生命応答戦略科学 第7回講義

光呼吸、C4植物、CAM植物

第7回の講義では、主に炭酸固定反応のバリエーションについて、カルビン回路、光呼吸、C4植物のハッチ・スラック回路、CAM植物のCAM回路等について紹介しました。今回は、分子生物学会と重なったため、出席が非常に低調でした。


Q:まず、カルビン・ベンソン回路の放射線同位体を用いた研究が戦争の産物であったというところが印象に残りました。やはり科学も時代に左右されるのだと感じました。
 C3植物とC4植物、CAM植物についてでは、環境やストレスによって代謝経路が変化するという話が面白かったです。イネをC4化することで生産性が上がるという研究が紹介されていましたが、イネをC4化するというのは育種・品種改良と比べてそんなにもメリットがあるものですか。また、生産性を上げるためには他にどのような研究がされているのでしょうか。

A:現実にC4化が成功したときに、どれだけ生産性が上がるのかは本当のところはわかりませんね。今までの品種改良は主に草丈を低くすること(倒伏を防ぐため)、耐冷性を上げること、それに穂につくお米を多くすることが目的でした。日本では、今後は、味に関する品種改良が重要になってくるのでしょう。
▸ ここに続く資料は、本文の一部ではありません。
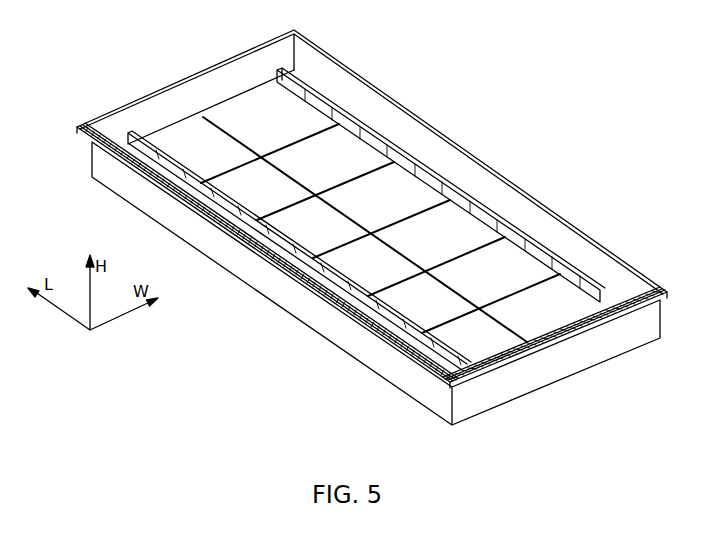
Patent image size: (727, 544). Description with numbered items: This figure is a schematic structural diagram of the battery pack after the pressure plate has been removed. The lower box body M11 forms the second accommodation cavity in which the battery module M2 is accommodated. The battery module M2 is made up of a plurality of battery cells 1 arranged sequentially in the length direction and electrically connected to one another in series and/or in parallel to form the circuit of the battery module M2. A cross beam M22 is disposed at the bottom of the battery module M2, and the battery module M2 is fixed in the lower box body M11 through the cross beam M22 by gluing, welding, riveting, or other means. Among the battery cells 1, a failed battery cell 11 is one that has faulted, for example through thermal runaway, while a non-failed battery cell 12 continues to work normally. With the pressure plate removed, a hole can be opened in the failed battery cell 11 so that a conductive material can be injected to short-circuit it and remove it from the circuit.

Q: 光合成の中間産物である有機酸の炭素数の違いにより,高等植物はC3植物,C4植物,CAM植物の3種類に分類されること,C3植物は弱い光でも光合成効率が悪くない反面,強くなっても効率が上がらないこと,C4植物は苛酷な条件下でも光エネルギーさえあれば二酸化炭素を効率よく吸収し,エネルギー生成を行なえること,C4植物はC3植物に比べ光合成適温が高く,耐乾性が強いこと,などを知ることが出来ました.

A:繰り返しになりますが、C4植物やCAM植物でも、最終的に二酸化炭素を固定するのはカルビン・ベンソン回路であることは注意してくださいね。


Q:今日の講義では、酵素の選択性が万能ではない事がわかったのが一番の収穫でした。おそらく、シアノバクテリアが出来た頃は酸素がなかったため酸素も二酸化炭素も一緒に取り込んでしまうような反応機構でも問題はなかったのでしょうね。葉の中の二酸化炭素濃度を高めるしくみも興味深かったです。
 ただし、反応機構で何箇所かわからないところがありました。できれば、構造式と機構も書いていただけると嬉しいです。

A:ルビスコの二酸化炭素の結合部位と酸素の結合部位が全く同じだとわかる前は、何とかして、酸素との反応性だけを欠失させたルビスコを作ろうという研究が盛んに行われました。
 「できれば」構造式と機構を書いてほしいとの注文ですが、もし、有機化学的な反応機構ということを言っているのであれば、実は、僕には「できない」場合が案外あります。大学時代は有機化学も勉強しましたが、だいぶ忘れてしまいました。調べればいいのですけれど。すみません。